While some candidates have prominent Latinas on the front lines of their teams — and yes, we are obviously talking about AOC and Bernie Sanders — Senator Elizabeth Warren has decided to go a step further and make public her plan for Latinas in the United States.
As one of the most important demographic forces in the country — closely following the African–American female community — Latinas represent about 17% of the U.S. population, and this number is projected to increase to 25% by 2050.
It is not surprising then that the campaign for Warren’s Democratic nomination has decided to speak directly to the issues that concern us.
“Latinas are the driving force behind Latino voter participation, registration, and turnout, and they are the decision-makers in their households and in their communities,” Warren said in a statement. “Latinas are key to unlocking the full potential of the entire community. And as president, I’m committed to being a real partner with the Latino community.
Similarly, and in Spanish, the candidate wrote an opinion column for Univision’s digital platform where, recalling step by step her journey from member of a lower-middle class family in Oklahoma to her arrival at the U.S. Senate, she explained why the Latina community is vital for the country:
“Latinas face the largest gender pay gap relative to their white male peers. Latinas graduate from college at higher rates than their male counterparts, but with more student debt,” she acknowledged. “Latinas are creating new businesses at a higher than average rate, but they lack access to capital to grow. And Latinas, in charge of their households and leaders in their communities, know that paying rent and health care leaves families with zero dollars in savings for anything else.”

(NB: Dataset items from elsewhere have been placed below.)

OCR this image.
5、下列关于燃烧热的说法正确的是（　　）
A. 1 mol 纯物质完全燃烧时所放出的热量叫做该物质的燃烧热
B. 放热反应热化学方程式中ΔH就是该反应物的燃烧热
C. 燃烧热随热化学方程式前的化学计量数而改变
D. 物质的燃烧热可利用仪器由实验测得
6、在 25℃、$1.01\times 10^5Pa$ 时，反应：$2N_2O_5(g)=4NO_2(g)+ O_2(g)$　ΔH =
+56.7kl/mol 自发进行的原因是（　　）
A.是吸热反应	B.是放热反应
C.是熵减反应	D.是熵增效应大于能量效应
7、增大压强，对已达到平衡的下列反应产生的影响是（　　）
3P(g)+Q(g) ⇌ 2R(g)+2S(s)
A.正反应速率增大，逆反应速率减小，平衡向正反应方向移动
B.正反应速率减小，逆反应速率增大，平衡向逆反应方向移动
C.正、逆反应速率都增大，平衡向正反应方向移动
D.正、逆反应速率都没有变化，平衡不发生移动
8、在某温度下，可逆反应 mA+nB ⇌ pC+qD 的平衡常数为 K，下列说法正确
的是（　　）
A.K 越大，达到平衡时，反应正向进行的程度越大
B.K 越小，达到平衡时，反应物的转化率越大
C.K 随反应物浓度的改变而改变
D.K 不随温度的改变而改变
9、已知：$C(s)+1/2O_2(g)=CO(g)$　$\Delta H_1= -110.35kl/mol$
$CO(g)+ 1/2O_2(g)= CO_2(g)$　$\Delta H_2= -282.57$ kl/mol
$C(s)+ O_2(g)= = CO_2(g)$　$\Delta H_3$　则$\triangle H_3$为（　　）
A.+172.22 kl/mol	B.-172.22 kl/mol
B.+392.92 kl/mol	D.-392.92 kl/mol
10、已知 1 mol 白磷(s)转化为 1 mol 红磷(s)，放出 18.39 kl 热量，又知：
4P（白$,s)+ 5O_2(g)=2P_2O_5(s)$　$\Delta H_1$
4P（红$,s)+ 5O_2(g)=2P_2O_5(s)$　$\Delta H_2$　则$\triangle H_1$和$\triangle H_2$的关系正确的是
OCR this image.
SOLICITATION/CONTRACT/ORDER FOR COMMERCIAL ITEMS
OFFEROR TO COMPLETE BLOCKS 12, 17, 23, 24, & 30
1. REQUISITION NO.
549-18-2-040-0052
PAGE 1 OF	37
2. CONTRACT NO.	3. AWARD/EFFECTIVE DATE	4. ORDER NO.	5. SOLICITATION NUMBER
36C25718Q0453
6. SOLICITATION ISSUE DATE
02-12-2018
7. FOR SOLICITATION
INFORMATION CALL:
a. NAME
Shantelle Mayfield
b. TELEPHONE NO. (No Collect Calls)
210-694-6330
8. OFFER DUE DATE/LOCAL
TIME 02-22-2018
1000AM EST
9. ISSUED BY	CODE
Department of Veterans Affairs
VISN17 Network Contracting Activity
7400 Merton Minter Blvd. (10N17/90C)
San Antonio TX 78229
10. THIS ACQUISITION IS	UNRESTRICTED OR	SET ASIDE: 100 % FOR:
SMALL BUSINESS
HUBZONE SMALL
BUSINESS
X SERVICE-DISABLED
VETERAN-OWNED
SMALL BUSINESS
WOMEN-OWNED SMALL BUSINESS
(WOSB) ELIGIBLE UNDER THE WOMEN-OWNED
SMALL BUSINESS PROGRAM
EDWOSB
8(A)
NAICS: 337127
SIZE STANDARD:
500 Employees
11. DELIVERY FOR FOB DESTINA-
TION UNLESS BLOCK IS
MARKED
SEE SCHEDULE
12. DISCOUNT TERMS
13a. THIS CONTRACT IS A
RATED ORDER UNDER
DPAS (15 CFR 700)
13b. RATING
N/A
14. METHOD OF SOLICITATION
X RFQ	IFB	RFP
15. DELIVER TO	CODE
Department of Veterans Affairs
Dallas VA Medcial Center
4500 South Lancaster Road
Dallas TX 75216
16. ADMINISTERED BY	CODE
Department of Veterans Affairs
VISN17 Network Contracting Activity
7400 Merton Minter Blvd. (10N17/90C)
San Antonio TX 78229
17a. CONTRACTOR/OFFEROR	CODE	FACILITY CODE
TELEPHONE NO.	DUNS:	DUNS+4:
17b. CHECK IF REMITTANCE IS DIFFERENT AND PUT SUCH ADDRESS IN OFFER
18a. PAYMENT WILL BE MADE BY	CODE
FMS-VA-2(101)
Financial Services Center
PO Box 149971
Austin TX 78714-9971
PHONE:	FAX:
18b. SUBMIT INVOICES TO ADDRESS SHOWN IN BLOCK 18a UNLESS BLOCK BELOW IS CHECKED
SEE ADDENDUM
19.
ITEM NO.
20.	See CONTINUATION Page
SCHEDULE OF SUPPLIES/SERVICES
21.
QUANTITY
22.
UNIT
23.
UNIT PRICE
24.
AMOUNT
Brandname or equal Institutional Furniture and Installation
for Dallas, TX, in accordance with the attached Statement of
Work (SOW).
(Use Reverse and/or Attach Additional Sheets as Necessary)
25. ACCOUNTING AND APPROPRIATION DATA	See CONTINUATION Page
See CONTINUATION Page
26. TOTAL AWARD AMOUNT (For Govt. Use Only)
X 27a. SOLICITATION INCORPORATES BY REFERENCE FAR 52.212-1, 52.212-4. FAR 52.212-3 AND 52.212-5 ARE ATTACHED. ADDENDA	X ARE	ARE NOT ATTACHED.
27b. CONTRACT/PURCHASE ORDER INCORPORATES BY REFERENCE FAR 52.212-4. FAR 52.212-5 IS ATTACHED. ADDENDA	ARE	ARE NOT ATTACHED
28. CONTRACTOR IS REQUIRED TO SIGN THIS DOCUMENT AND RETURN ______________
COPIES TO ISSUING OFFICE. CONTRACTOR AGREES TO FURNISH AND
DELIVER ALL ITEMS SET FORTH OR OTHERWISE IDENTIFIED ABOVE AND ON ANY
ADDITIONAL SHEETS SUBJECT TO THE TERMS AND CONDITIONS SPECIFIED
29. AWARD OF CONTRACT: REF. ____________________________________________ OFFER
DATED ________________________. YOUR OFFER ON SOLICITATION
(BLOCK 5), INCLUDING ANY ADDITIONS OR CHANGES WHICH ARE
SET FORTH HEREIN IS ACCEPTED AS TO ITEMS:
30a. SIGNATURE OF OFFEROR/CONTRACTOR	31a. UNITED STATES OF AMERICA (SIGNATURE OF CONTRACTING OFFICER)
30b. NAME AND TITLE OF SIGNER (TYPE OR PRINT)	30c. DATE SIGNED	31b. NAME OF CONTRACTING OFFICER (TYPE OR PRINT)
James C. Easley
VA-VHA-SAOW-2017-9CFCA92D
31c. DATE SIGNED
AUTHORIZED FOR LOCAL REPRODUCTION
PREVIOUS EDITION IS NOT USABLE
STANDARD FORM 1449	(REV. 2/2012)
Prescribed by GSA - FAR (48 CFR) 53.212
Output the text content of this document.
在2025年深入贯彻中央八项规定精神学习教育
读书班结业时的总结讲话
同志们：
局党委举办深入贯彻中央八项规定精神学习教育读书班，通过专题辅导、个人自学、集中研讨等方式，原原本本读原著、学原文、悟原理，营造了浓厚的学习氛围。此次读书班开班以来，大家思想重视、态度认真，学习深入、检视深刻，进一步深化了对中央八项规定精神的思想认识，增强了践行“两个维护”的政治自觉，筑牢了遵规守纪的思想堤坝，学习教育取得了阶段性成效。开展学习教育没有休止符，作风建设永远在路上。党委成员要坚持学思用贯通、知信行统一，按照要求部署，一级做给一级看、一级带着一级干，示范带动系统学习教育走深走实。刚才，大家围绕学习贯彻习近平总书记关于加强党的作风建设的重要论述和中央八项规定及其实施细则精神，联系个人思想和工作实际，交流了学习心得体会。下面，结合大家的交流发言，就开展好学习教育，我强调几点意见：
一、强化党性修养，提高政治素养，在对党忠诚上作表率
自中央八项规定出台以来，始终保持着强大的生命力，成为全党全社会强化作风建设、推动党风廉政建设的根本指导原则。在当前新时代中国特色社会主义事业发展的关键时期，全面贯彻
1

Building on this, and with the help of Latino community icons such as Chicana activist Rosie Castro of San Antonio and Tucson mayor Regina Romero, the Warren campaign has launched “Latinas En La Lucha,” a commitment to recognize the community that “has always been a vital source of American strength.”
“For Latinas across the country, this is my commitment to you: your struggles will be my struggles and together we will dream big, fight hard and win,” she said.
The senator’s proposal is for a salary increase for women of color and to “open up new pathways to the leadership positions they deserve,” according to her campaign website.
However, despite being one of the candidates with the most proposals, Warren has struggled to stay in the top spots during the Democratic primary, staying behind Bernie Sanders, Mayor Pete Buttigieg and, in some circumstances, her colleague Amy Klobuchar.